Several charter leaders blast Great Schools Compact

This article was originally published in The Notebook. In August 2020, The Notebook became Chalkbeat Philadelphia.

Testifying before the City Council Education Committee on Tuesday, several charter school operators blasted the Philadelphia Great Schools Compact. The compact is an effort to help District and charter schools work together more productively and create more high-quality educational seats.

Jerry Jordan, president of the Philadelphia Federation of Teachers, called for an end to the Renaissance Schools initiative, a program that has converted low-performing District schools into charters.

Jordan said the real agenda of the Renaissance initiative is "politics," not creating better schools for students. The District’s rationale and method for choosing the schools are "flawed," he said, maintaining that the four schools chosen for conversion next year have been making progress.

"Certain companies or groups want to create their own school systems within Philadelphia at public expense," Jordan said.

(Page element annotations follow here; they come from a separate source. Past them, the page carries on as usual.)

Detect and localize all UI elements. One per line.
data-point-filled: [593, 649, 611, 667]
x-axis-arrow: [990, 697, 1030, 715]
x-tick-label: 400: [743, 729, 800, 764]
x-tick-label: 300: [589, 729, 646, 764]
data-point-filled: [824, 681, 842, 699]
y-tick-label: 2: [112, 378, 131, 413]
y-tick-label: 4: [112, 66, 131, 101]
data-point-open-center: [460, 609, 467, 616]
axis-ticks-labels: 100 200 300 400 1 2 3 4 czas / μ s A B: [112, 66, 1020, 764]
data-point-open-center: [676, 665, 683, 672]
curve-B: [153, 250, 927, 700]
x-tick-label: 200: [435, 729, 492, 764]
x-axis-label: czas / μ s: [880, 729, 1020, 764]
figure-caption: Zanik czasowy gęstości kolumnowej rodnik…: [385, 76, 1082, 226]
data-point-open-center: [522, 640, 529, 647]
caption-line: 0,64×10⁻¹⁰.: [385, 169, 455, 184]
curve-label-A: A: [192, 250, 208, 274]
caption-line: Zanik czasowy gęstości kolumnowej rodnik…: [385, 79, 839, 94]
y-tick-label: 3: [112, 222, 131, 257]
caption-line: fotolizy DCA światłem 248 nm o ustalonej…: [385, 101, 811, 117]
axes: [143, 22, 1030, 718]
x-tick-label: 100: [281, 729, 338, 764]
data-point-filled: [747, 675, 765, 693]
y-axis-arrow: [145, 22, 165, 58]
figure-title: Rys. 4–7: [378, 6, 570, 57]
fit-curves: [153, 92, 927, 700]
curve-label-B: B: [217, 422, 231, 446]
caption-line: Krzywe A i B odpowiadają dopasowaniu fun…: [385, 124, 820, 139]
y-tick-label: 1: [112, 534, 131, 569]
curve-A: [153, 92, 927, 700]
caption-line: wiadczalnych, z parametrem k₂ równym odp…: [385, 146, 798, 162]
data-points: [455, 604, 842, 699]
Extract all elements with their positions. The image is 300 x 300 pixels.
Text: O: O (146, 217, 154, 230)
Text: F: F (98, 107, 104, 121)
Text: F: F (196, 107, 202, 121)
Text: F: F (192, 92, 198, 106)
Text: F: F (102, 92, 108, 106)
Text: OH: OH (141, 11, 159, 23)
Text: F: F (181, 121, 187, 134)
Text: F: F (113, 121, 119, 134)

He said that Cleveland Elementary had met performance targets every year except one since 2005, and in June lost grade-support teachers, a secretary, a school nurse, the assistant principal, extracurricular activities, and small-group instruction.

Cleveland is being sought by Mastery Charter, the District’s largest charter operator; it feeds into Mastery-Gratz High School.

The hearing was also the first public indication that there is serious resistance among some charter operators to what the compact is doing.

Veronica Joyner, head of the Math, Civics and Sciences charter, called the compact a "clique." It is made up of District officials and several heads of charter umbrella organizations. She said the Renaissance charters are the “same school with a different name” and "fooling parents into thinking they are better."

Walter Palmer, head of the Walter D. Palmer Leadership Learning Partners Charter School, said that through the Renaissance program, "corporations" are seeking to take over poor schools and must be stopped. He urged the expansion of independent charter schools.

And Christine Wiggins, head of Imhotep Institute Charter High School, in prepared testimony (she did not testify in person), called the District an "obstacle" to improving education and stated that "no compact, however well-meaning, seems to address this obstacle or hold the District truly accountable for doing what the compact intends — expanding enrollment for high-performing schools and forming new charter schools."

Joyner also said that the many charters, including her own, may not be able to sustain a 15 percent cut in their funding next year. The cuts the District suffered this year, under the current funding policy, will hit the charters next year.

"This would have a devastating impact on my school," she said.

She urged a reassessment of this, although any change in the formula is a matter for the state legislature, not City Council.

Earlier, School Reform Commission Chair Pedro Ramos cited "bad fiscal policy" as a major reason why the District is now facing a huge shortfall beginning next school year. He said the District didn’t adequately plan for the evaporation of federal stimulus dollars and reductions in state aid. When the District had money, rather than planning for leaner times, it added programs it couldn’t sustain, he said.

District leaders say the shortfall will be at least $144 million — and that is if City Council approves a property tax re-evaluation pushed by Mayor Michael Nutter that would raise $94 million for the schools. Ramos did not specifically address that tax change at this hearing.

He did say that the District would be back before Council in a few weeks with its fiscal 2012-13 budget and "an operational plan for transforming the District to deliver safer, higher quality educational services within our financial means."

Chief Recovery Officer Thomas Knudsen will present a "lump-sum" budget for next year to the SRC meeting Thursday night.